Research reports for the first time a pathway that begins in the gut and ends with a potent pro-inflammatory toxin in brain cells contributing to the development of Alzheimer’s disease (AD). Results are published in Frontiers in Neurology, where the researchers also report a simple way to counter the process.
The researchers, led by Drs Yuhai Zhao and Walter J Lukiw, found evidence that a molecule containing a very potent microbial-generated neurotoxin (lipopolysaccharide or LPS) derived from the Gram-negative bacteria Bacteroides fragilis in the human gastrointestinal (GI) tract generates a neurotoxin known as BF-LPS.
“LPSs in general are probably the most potent microbial-derived pro-inflammatory neurotoxic glycolipids known,” explained Dr Lukiw. “Many laboratories, including our own, have detected different forms of LPS within neurons of the Alzheimer’s disease-affected human brain.”
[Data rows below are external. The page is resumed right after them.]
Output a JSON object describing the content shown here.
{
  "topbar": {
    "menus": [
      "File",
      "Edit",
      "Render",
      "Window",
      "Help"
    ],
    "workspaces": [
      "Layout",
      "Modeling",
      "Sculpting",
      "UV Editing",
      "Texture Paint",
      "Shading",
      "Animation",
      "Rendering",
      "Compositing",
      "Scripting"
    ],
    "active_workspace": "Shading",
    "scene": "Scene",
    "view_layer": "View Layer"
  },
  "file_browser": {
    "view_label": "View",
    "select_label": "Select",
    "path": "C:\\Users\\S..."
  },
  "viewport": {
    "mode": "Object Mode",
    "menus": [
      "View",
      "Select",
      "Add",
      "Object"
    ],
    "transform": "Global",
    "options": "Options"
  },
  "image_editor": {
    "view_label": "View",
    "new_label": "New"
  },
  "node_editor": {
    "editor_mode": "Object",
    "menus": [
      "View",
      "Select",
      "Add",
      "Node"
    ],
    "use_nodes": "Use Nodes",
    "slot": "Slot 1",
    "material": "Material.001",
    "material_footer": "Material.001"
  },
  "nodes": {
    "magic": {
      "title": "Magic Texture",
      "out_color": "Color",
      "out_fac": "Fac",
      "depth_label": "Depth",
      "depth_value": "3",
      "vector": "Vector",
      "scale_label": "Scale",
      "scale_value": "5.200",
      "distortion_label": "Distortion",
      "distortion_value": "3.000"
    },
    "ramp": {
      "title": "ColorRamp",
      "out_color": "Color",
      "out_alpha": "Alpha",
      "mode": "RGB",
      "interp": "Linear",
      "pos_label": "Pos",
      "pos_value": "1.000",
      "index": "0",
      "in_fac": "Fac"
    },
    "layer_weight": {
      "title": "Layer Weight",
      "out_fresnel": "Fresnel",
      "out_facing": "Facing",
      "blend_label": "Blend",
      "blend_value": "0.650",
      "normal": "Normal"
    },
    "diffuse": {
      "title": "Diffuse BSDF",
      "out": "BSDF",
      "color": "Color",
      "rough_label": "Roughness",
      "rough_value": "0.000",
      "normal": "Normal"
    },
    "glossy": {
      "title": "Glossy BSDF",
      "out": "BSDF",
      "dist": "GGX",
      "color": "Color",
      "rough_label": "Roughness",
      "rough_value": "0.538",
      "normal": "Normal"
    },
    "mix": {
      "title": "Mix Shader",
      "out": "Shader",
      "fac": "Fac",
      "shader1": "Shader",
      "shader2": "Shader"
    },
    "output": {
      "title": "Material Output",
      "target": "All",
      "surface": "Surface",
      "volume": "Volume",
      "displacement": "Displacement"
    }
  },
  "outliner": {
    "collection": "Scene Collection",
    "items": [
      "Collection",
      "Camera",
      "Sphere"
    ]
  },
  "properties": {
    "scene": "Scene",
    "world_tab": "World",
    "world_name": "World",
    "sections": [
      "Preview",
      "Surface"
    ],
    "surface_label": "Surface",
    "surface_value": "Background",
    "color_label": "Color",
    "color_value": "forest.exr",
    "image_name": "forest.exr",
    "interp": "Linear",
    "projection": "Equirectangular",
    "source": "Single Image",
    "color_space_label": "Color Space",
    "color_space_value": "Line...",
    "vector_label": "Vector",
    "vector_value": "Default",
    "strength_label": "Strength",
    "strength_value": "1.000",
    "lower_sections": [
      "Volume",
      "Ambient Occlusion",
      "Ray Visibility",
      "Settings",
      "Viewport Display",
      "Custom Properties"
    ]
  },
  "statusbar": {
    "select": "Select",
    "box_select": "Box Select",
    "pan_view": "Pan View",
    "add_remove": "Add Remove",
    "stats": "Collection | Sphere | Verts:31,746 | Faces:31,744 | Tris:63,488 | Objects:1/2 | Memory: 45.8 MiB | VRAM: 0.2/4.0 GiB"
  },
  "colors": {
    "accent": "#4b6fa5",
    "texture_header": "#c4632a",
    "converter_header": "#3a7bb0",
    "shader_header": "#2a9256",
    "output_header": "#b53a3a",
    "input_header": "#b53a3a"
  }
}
The researchers detailed the pathway of BF-LPS from the gut to the brain and its mechanisms of action once there. BF-LPS leaks out of the GI tract, crosses the blood brain barrier via the circulatory system, and accesses brain compartments. Then it increases inflammation in brain cells and inhibits neuron-specific neurofilament light (NF-L,) a protein that supports cell integrity. A deficit of this protein leads to progressive neuronal cell atrophy, and ultimately cell death, as is observed in AD-affected neurons. They also report that adequate intake of dietary fibber can head off the process.
The novel features of this newly described pathological pathway are threefold. The AD-stimulating pathway begins in the gut microbiome and therefore is very “locally sourced” and active throughout our lives. The highly potent neurotoxin BF-LPS is a natural by-product of gut-based microbial metabolism. Bacteroides fragilis abundance in the microbiome, which is the source of the neurotoxin BF-LPS, can be regulated by dietary fiber intake.
“Put another way, dietary-based approaches to balance the microorganisms in the microbiome may be an attractive means to modify the abundance, speciation, and complexity of enterotoxigenic forms of AD-relevant microbes and their potential for the pathological discharge of highly neurotoxic microbial-derived secretions that include BF-LPS and other forms of LPS,” Dr Lukiw explained.
The researchers conclude that an improved understanding of the interaction between the Gut–Brain axis and the gut microbiome and Alzheimer’s disease has considerable potential to lead to new diagnostic and therapeutic strategies in the clinical management of Alzheimer’s disease and other lethal, progressive, and age-related neurodegenerative disorders.